Missouri day care worker flung child into cabinet then reported she was hurt in 'fall': Lawyer

While investigating, police discovered second child they say was hurt at center.

February 27, 2019, 9:09 PM

A Missouri day care center is under investigation by police after surveillance video showed a worker flinging a 3-year-old girl by the arm into a cabinet, splitting open her forehead, and then claimed in an incident report that the child accidentally fell, police and an attorney for the girl's family said.

The little girl suffered a large gash on her forehead that required seven stitches after she was taken to a hospital by ambulance, Jennifer Hansen, an attorney for the child's family, told ABC News on Wednesday.

PHOTO: Surveillance video taken from Feb. 1, 2019, at the Brighter Daycare and Preschool in the St. Louis, Missouri, suburb of Pine Lawn shows a worker yanking a 3-year-old girl by the arm and flinging her into a cabinet.
Surveillance video taken from Feb. 1, 2019, at the Brighter Daycare and Preschool in the St. Louis, Missouri, suburb of Pine Lawn shows a worker yanking a 3-year-old girl by the arm and flinging her into a cabinet.
Courtesy Attorney Jennifer Hansen

"They did their research, they went to a daycare that they thought was safe and they left their child with people they paid to keep them from harm," Hansen said of the girl's parents. "They ... couldn't have foreseen that a day care worker could do what they did to their daughter."

Hansen said the girl's injury from the day care center incident got infected and required her to stay in the hospital for three days.

Hansen said the family wants to remain anonymous, but have given her permission to speak on their behalf.

"The reason that they've come forward is because they are concerned that what happened to their daughter could very well happen to any other child," Hansen said.

She said the incident occurred on Feb. 1, and the parents were given an incident report in which the worker allegedly wrote the child's injury was the result of a "fall" on the carpet.

But it wasn't until five days later that the child's parents learned what really occurred when they requested to watch the surveillance video with the director of the Brighter Daycare and Preschool in the St. Louis suburb of Pine Lawn, Hansen said. The director, according to Hansen, hadn't viewed the footage until she watched it with the parents.

PHOTO: Surveillance video taken from Feb. 1, 2019, at the Brighter Daycare and Preschool in the St.
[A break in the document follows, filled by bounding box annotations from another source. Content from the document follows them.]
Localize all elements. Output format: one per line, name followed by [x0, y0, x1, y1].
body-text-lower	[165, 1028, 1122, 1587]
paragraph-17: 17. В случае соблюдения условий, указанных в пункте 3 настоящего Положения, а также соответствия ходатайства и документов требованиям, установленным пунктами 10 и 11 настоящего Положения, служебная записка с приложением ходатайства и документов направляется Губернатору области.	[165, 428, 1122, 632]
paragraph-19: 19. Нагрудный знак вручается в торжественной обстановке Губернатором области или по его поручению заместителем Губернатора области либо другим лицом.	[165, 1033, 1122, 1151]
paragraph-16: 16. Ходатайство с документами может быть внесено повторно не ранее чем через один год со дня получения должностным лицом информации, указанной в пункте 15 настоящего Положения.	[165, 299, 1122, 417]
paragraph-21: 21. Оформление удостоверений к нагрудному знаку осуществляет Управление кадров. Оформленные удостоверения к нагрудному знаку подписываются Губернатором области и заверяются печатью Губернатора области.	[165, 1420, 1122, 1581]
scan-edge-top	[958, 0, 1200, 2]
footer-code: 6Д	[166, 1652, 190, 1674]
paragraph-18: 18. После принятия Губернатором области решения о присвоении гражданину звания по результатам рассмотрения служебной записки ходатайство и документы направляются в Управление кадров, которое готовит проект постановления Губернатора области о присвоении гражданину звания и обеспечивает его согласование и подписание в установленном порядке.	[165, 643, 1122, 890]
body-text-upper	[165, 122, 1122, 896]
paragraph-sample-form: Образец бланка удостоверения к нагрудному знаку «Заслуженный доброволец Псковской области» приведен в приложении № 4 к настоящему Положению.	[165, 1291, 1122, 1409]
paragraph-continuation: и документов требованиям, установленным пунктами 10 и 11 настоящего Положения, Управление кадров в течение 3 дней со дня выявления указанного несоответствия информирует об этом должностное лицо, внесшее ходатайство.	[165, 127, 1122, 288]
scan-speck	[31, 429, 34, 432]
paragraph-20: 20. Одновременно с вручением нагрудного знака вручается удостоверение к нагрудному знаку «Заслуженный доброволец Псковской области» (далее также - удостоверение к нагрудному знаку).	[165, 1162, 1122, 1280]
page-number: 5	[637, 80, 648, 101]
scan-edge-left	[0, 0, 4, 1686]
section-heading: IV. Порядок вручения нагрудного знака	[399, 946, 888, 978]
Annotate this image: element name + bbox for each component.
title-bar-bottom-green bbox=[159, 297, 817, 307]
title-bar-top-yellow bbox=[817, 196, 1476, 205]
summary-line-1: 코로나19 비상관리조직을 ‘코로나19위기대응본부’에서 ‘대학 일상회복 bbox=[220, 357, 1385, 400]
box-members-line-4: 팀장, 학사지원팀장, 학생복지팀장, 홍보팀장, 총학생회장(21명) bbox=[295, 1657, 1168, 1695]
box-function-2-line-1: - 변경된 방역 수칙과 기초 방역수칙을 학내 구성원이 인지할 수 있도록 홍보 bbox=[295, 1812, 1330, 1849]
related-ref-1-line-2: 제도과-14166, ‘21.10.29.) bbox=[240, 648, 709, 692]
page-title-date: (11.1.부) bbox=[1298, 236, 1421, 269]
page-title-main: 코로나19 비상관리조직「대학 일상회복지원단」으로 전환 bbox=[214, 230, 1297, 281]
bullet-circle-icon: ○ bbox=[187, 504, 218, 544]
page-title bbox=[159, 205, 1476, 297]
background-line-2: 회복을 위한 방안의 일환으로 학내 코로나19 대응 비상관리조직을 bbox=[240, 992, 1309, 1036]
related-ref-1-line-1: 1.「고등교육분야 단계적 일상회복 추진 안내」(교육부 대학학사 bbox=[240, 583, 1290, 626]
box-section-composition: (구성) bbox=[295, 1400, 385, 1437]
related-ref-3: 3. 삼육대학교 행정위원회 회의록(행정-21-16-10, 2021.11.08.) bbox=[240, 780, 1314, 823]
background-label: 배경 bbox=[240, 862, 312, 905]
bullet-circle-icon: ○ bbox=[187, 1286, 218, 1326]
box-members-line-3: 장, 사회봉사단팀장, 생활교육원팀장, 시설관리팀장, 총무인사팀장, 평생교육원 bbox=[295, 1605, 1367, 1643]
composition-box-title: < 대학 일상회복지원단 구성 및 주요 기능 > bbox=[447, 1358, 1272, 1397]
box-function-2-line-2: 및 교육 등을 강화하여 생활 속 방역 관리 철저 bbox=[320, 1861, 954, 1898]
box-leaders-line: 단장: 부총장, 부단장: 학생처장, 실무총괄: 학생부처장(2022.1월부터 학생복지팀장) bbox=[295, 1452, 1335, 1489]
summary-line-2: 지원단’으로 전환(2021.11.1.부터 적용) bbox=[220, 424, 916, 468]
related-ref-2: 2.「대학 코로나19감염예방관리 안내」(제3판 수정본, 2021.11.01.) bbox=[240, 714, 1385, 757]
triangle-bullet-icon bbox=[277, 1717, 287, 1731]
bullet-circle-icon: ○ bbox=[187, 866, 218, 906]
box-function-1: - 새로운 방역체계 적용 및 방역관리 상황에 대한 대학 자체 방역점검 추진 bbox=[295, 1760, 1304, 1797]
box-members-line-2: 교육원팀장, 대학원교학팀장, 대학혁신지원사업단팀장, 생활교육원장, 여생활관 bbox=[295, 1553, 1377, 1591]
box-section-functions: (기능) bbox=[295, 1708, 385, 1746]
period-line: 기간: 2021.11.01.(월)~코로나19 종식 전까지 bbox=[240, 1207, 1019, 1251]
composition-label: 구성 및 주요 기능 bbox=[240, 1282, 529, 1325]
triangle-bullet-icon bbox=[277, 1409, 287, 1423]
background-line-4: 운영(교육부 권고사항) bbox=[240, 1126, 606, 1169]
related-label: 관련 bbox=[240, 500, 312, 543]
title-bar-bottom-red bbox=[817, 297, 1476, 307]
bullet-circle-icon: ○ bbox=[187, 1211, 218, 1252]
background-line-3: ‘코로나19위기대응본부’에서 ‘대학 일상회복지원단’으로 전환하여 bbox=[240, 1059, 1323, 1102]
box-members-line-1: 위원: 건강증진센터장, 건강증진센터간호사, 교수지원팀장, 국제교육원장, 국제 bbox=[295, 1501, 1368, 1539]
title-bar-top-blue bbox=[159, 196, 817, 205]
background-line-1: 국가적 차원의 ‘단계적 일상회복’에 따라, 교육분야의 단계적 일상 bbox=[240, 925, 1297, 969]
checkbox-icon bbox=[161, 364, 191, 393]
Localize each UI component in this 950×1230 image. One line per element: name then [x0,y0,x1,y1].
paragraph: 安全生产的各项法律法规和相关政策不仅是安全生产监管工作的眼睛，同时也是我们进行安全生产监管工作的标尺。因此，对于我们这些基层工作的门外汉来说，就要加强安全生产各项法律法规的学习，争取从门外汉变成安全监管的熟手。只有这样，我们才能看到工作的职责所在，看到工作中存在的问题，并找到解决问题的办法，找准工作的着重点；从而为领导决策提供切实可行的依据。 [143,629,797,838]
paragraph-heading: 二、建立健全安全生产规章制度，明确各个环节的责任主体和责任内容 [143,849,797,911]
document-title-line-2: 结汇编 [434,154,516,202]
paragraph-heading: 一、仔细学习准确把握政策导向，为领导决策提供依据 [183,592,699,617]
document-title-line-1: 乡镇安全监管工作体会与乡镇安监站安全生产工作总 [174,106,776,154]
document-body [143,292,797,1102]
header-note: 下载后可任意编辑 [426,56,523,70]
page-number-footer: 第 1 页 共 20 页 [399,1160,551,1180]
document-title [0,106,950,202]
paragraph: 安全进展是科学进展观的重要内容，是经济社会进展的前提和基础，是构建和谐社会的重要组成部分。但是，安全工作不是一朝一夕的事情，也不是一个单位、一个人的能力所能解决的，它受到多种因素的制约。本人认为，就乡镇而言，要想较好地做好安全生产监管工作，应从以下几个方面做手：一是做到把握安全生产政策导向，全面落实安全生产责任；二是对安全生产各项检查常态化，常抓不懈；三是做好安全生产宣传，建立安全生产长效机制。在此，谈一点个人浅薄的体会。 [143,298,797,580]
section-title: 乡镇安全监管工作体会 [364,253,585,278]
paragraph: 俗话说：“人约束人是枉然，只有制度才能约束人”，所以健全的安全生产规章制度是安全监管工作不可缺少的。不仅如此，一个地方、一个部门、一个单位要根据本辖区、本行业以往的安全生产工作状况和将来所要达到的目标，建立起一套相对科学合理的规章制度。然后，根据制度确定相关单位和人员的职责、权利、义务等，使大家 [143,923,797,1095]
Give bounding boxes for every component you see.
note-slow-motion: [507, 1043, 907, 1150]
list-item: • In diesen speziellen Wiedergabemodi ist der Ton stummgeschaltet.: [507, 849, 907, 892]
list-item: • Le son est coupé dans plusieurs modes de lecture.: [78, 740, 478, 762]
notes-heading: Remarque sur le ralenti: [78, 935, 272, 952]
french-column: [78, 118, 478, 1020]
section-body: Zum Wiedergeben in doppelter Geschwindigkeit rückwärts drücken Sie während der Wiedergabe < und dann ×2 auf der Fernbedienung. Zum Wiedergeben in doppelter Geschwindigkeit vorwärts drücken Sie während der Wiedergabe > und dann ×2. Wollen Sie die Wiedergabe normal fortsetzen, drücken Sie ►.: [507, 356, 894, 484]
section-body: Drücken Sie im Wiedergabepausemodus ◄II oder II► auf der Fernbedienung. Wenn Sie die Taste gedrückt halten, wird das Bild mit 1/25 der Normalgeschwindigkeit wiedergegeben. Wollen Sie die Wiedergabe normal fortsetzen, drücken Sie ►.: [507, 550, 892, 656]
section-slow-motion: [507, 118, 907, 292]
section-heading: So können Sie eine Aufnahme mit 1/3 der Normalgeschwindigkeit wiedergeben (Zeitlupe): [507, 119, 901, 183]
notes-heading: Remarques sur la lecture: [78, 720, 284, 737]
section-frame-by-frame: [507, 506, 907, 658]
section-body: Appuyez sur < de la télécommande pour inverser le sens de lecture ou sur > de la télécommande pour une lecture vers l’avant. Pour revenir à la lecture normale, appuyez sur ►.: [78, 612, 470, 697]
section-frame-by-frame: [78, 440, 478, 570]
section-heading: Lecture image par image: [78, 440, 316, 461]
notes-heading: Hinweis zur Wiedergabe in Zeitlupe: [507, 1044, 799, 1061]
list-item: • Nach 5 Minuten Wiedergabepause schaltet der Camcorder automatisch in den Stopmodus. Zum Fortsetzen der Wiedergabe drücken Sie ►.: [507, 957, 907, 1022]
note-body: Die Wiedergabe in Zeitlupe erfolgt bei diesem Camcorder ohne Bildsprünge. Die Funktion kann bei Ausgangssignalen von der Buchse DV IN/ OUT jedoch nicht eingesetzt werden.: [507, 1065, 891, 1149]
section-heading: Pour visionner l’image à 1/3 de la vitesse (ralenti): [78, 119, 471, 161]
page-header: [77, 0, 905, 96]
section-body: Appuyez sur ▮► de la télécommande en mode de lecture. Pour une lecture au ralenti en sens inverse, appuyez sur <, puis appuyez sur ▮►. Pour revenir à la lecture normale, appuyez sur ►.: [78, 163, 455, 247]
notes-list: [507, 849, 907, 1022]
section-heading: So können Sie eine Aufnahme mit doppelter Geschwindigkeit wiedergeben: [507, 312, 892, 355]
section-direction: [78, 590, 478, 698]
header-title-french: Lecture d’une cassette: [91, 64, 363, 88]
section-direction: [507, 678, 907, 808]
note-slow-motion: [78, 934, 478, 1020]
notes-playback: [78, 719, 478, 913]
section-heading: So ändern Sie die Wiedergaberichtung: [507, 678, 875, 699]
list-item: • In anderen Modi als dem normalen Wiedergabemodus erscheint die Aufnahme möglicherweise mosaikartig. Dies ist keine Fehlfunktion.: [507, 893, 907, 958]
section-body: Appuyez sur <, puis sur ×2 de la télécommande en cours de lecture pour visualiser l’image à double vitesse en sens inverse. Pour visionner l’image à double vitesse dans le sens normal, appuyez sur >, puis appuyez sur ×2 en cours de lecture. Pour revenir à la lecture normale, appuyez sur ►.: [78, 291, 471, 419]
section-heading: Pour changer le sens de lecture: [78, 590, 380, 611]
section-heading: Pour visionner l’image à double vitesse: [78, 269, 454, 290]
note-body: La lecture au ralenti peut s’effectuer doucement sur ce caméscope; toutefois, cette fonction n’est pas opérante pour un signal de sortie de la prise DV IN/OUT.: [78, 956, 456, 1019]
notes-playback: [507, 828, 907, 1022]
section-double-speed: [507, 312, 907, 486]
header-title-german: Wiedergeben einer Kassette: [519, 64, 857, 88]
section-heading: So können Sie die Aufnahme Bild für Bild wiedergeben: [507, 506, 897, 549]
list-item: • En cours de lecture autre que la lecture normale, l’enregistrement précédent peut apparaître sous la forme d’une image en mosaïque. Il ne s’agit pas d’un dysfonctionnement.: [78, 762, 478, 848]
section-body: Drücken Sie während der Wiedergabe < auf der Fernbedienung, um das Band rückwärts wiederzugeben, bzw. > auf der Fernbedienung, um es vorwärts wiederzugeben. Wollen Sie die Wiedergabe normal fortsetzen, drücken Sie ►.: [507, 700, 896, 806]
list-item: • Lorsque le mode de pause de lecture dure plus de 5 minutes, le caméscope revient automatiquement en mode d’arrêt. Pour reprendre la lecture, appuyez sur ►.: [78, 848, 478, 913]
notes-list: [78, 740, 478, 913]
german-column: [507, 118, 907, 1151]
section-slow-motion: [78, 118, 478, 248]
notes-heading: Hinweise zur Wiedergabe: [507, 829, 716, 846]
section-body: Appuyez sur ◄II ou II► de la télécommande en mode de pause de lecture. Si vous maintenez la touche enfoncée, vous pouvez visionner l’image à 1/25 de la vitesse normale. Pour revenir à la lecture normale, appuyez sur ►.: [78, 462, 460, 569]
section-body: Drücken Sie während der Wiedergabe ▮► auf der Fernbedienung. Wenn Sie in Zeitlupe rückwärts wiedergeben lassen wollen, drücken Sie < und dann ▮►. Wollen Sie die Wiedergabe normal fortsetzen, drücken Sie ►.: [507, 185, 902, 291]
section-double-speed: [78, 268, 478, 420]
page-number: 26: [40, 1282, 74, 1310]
Louis, Missouri, suburb of Pine Lawn shows a worker yanking a 3-year-old girl by the arm and flinging her into a cabinet.
Surveillance video taken from Feb. 1, 2019, at the Brighter Daycare and Preschool in the St. Louis, Missouri, suburb of Pine Lawn shows a worker yanking a 3-year-old girl by the arm and flinging her into a cabinet.
Courtesy Attorney Jennifer Hansen

"The family requested they look at the surveillance video because they had trouble understanding how their daughter could sustain such a severe injury as a result of a fall," Hansen said. "They only learned that what had been called a 'fall' was actually an assault."

In the surveillance video viewed by ABC News, the girl is seen calmly standing at a table when the worker walks up to her, grabs her by the arm and pulls her. The worker is then seen hurling the child, who falls and slides across the floor, hitting her forehead on the edge of a cabinet.

Sgt. Kevin Smith of the North County Police Cooperative told ABC News that while reviewing the video of the incident, police discovered a second incident where a different child at the day care center was injured by a worker.

Smith said that in the second incident, a worker grabbed the child by the arm so hard that the employee's fingernails punctured the child's skin and left bruising.

He said both incidents remain under investigation and police plan to present evidence within two weeks to the St. Louis County Prosecuting Attorney, who will decide whether to file criminal charges against both employees.

The two employees, whose names were not made public, have both been fired by the day care center, Smith and Hansen said.

A woman who answered the phone at Brighter Daycare and Preschool on Wednesday said the center had no comment.

Hansen said the family has not decided whether to file a lawsuit against the center. She said the parents have removed their daughter and their son from the facility.

"Physically, she's on the mend. She's working with a plastic surgeon to help minimize what will likely be a lifelong scare," Hansen said of the girl she represents. "Emotionally, she and her family are rightfully traumatized by what happened."